SXSW 2021 | "Ninjababy" Offers Lively, Satisfying Kicks

10/12 ForReel Score | 4/5 Stars

10/12 ForReel Score | 4/5 Stars

“There’s something very beautiful about turning a situation where you’re about to fall down to gracefully getting back on your feet.” While a little on the nose, this quote serves as the perfect thesis statement for Yngvild Sve Flikke’s Ninjababy. Like Moonee in Sean Baker’s The Florida Project stating that her favourite tree is the one that has tipped over but is still growing, it is sappy but eloquent in its own precocious way, and it reverberates because it is often something we all need to hear.

Based on Inga H Sætre’s graphic novel Fallteknik (Norwegian for “the art of falling”), Flikke’s sophomore feature arrives at SXSW after its international premier at Berlin International Film Festival, where it won over crowds and critics with its rambunctious charm and wit. The coming-of-age dramedy centres on Rakel (Khristine Thorp), a twenty-something hot mess with vague ambitions of becoming a comic book artist, who one day discovers that not only is she pregnant, she is six months along. Abortion out of the question, Rakel takes on the overwhelming tasks of rectifying the baby’s future, resolving conflicts with potential parents, and finding recourse for her own rocky trajectory, all while sparring verbally with her imagined cartoon baby (voice of Herman Tømmeraas).

It is hard not to call this Norwegian’s answer to Juno (2007), but this film exudes the same unabashed, twee charm, while never getting judgmental against its female protagonist and never shying away from icky realities of toying with sex. Ninjababy even has similar sketchbook interludes, with animated cartoon graphics adding sizzle to Rakel’s manic, devil-may-care demeanour. Unlike Juno, Ninjababy updates the unwanted pregnancy premise from a young adult experimenting in high school to a modern day millennial enjoying casual hook-ups, and it does away with the dissenting pro-life voices of the American Midwest in favour of the refreshingly unperturbed voices of forward-thinking Scandinavians.

The script will have you hooked and laughing right from the start, and though the story does drag through some patches that feel like detours, the detours all converge back in Rakel’s idiosyncratic world in a satisfying way. And while we’re talking about Rakel, let’s talk about Khristine Thorp. Thorp takes this role and runs, harnessing a frenetic energy that, while over the top, is also grounded and charismatic — tapped into the heart of the shaggy, scatterbrained, slacker lifestyle. She is matched by colourful but never contrived supporting characters, all of whom intersect with Rakel in continually unexpected ways. While Ninjababy will surely be shoehorned along with Juno in a sub-genre of indie pregnancy dramedies, it should never be denounced as formulaic.

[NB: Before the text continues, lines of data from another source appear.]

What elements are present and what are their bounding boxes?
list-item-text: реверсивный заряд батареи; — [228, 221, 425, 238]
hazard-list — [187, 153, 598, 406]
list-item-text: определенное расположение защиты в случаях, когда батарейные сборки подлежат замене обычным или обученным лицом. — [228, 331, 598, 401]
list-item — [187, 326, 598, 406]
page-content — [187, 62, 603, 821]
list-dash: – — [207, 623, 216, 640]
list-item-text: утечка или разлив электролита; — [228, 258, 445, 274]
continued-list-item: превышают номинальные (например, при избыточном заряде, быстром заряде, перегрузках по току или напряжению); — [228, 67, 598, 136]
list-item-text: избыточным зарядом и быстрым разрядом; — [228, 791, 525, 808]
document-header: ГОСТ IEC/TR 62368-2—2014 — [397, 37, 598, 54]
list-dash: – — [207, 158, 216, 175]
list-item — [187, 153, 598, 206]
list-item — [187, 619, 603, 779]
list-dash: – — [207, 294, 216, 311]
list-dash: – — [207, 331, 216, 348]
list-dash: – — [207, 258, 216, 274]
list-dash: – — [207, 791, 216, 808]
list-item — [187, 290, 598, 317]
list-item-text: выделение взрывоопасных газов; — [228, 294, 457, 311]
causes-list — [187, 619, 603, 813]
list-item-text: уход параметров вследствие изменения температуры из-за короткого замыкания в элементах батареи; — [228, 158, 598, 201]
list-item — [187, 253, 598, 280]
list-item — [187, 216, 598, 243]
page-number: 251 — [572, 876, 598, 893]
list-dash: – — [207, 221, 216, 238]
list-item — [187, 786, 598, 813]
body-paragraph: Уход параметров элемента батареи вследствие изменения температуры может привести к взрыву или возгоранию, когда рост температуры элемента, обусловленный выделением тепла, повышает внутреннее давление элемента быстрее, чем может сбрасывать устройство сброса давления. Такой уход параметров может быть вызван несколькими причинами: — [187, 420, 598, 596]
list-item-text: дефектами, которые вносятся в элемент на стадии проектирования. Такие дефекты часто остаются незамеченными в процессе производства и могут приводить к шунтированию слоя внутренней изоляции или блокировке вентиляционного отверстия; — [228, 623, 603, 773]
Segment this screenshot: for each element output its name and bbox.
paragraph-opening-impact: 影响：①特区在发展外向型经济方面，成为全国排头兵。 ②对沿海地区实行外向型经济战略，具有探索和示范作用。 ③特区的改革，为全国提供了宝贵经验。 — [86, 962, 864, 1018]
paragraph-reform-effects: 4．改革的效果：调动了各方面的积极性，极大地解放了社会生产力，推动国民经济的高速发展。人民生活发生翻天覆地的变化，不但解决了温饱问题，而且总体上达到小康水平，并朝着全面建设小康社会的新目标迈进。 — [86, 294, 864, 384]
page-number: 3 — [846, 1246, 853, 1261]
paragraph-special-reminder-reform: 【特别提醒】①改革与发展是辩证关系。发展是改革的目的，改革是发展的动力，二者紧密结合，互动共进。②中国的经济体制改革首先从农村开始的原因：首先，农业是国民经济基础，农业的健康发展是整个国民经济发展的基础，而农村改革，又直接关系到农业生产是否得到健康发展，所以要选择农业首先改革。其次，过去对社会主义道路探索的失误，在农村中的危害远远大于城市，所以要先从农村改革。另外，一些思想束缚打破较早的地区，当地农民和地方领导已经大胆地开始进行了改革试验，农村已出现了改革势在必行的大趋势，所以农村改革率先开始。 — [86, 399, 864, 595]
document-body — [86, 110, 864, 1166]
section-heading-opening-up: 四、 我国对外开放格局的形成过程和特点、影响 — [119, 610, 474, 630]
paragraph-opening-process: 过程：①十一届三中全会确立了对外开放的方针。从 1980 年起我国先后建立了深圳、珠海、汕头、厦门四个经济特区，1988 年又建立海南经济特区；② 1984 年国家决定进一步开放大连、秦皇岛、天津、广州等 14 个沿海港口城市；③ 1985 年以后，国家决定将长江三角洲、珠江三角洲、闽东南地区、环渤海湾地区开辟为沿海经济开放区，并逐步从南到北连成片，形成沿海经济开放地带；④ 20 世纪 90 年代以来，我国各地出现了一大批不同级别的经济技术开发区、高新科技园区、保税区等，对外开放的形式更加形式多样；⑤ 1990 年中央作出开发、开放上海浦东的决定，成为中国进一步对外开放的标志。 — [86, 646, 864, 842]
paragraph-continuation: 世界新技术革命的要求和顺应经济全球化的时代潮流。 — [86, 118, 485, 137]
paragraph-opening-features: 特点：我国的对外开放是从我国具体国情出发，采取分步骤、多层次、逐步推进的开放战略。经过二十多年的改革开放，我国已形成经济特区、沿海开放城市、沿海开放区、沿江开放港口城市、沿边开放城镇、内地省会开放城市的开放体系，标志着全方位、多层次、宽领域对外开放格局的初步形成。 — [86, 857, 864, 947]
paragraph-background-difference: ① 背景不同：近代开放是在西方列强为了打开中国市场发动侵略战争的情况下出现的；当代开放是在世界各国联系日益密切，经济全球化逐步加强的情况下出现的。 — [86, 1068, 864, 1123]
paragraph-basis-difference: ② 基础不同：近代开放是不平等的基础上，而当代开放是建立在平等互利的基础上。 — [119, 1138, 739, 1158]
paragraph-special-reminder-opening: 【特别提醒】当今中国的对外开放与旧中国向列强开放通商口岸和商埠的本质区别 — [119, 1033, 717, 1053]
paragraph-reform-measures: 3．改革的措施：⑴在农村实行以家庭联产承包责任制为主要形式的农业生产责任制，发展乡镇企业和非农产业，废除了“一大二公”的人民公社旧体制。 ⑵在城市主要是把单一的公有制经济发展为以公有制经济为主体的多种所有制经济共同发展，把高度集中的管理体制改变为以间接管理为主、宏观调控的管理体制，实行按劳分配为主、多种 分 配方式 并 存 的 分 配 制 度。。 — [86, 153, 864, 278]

Ninjababy is spirited and brimming with charm, and comes equipped with appeal for audiences young and old, despite its brief “R-rated” moments. While it dips into the hokey—the proliferation of once privately held “nicknames,” for example (and yes, I’m talking about “Dick Jesus”)—it always surfaces again with emotional poignancy. I, for one, would be sorely disappointed if this film were overlooked as a “reader” and not embraced immediately.